··· vfat partitions permissions wanishing too quickly
] vfat partitions permissions wanishing too quickly Hi! Sorry for this old pain. Some mecanisme in SuSE 8.0, absent in SuSE 7.2, switches off all necessary permissions to work in Windows partitions evry fifteen minutes, dont know precisely how much time. I have no fluency with permissions and it is really boring to be obliged to re-establish them. No doubt there is one or some simple commands to do that, thoses I cant memorise (real old newbie) But I should very much prefer find how, where, and by what mechanism thoses permissions are periodically modified against my will an how I could prevent that (or better: increase the delay before this untimely spurious resetting). Parts of my fstab: /dev/hda1 /C vfat rw,noauto,user,exec 0 0 /dev/hda2 /D vfat rw,noauto,user,exec 0 0 With this I mount Windows partitions but to be able to fiddle with the files in there I must chmod a little (the boring thing) with the button of FileRunner and at that point starts the countdown of ± 15 minutes à la con! Could somebody help me in my burden or should I change my nickname to Penelope or Nausicaa or rather Rachel or Maura to attract your learned attention? This little bitterly grumbling for having been ignored recently in my questionning. You are my beloved list. O. L.
olivier.lichtenberger@numericable.fr queried windows file permissions Hi try using : umask=000 example : /dev/hdb5 /windows/C vfat noauto,user,umask=000 0 0 best wishes ____________ sent on Linux ____________
On Wednesday 23 October 2002 07.06, ·· Ulysses ·· wrote:
Some mecanisme in SuSE 8.0, absent in SuSE 7.2, switches off all necessary permissions to work in Windows partitions evry fifteen minutes, dont know precisely how much time.
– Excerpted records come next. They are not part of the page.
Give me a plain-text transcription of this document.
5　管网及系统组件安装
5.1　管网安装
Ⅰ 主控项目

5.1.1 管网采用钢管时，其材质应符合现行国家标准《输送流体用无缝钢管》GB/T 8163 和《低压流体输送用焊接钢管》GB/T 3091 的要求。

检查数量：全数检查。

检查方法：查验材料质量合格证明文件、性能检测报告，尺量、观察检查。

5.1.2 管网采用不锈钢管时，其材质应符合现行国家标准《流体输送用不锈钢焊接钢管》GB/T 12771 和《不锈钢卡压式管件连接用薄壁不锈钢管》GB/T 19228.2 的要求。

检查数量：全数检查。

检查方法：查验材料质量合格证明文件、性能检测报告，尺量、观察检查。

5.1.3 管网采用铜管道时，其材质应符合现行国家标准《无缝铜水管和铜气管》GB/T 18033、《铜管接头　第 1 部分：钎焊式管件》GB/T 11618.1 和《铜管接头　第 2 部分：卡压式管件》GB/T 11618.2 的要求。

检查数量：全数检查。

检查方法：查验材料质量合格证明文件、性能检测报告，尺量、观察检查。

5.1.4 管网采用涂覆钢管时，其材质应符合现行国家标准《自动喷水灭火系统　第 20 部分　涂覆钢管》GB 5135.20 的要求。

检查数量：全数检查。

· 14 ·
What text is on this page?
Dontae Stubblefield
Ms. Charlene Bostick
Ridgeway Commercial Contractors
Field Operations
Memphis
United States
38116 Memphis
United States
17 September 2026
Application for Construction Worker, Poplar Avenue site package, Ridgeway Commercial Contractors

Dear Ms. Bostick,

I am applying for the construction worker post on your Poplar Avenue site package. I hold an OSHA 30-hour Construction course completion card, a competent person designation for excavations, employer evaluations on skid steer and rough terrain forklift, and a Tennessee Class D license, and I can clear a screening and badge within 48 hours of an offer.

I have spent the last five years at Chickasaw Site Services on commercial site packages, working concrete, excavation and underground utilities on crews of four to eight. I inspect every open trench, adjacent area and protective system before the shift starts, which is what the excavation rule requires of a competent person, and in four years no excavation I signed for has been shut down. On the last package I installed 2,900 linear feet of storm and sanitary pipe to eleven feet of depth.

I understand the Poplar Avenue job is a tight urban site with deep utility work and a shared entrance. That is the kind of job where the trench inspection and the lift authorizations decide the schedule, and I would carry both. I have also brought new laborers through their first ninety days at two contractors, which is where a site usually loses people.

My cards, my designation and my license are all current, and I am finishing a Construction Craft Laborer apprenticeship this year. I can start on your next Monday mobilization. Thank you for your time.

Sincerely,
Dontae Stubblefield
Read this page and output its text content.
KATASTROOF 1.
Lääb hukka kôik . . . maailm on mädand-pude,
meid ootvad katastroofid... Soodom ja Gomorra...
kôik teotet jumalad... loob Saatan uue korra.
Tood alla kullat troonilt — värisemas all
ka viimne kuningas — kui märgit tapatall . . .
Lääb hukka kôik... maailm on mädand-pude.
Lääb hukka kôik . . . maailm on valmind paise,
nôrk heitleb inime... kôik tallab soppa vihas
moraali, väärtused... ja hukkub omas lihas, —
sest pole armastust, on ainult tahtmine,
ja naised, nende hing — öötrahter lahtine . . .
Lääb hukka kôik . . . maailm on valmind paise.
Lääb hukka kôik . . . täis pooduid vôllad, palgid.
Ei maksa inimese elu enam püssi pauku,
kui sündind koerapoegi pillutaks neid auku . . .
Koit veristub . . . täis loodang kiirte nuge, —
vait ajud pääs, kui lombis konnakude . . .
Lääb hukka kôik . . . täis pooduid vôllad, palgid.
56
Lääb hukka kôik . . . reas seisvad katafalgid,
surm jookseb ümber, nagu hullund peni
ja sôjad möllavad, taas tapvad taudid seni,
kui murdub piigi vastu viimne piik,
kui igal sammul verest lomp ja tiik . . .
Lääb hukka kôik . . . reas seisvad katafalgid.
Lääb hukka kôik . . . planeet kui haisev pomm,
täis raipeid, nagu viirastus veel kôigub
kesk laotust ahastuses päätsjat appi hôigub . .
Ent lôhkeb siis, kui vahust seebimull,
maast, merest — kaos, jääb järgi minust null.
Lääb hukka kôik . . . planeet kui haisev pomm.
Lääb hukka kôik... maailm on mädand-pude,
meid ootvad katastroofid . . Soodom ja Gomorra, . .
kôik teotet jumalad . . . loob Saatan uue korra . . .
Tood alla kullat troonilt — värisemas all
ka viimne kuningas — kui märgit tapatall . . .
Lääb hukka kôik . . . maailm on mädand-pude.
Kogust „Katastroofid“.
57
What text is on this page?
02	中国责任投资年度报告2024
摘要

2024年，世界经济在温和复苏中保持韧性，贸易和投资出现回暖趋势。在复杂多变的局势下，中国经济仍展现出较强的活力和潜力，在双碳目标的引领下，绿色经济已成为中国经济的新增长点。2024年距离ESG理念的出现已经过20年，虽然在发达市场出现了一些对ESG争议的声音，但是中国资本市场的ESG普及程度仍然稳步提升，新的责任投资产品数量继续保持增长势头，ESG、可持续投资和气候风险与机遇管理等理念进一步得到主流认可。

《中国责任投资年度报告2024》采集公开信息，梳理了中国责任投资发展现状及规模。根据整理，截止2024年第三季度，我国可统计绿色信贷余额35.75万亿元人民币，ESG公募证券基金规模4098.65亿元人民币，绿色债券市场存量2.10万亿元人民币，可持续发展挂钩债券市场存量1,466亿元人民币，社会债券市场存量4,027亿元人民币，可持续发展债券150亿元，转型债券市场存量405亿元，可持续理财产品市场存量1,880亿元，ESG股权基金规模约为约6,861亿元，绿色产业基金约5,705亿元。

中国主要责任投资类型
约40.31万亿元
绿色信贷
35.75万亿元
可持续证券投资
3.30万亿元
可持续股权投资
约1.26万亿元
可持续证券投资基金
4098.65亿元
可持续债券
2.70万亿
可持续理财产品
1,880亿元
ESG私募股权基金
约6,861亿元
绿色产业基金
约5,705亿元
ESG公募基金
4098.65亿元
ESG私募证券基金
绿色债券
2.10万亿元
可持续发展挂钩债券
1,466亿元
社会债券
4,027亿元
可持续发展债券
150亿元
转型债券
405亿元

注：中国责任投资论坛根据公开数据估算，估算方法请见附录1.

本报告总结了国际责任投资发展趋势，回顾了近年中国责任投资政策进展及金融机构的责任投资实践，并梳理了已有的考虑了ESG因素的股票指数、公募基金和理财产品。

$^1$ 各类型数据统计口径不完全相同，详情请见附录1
The only things I know that run that frequently are the scripts in /etc/cron.d. What do you have there?
Parts of my fstab:
/dev/hda1 /C vfat rw,noauto,user,exec 0 0 /dev/hda2 /D vfat rw,noauto,user,exec 0 0
It's a bit strange that you have to chmod at all. Do you mount the directories as user or root? What is your umask setting? you could try adding "umask=0" to the options in fstab. Anders
Anders Johansson wrote:
On Wednesday 23 October 2002 07.06, ·· Ulysses ·· wrote:
Some mecanisme in SuSE 8.0, absent in SuSE 7.2, switches off all necessary permissions to work in Windows partitions evry fifteen minutes, dont know precisely how much time.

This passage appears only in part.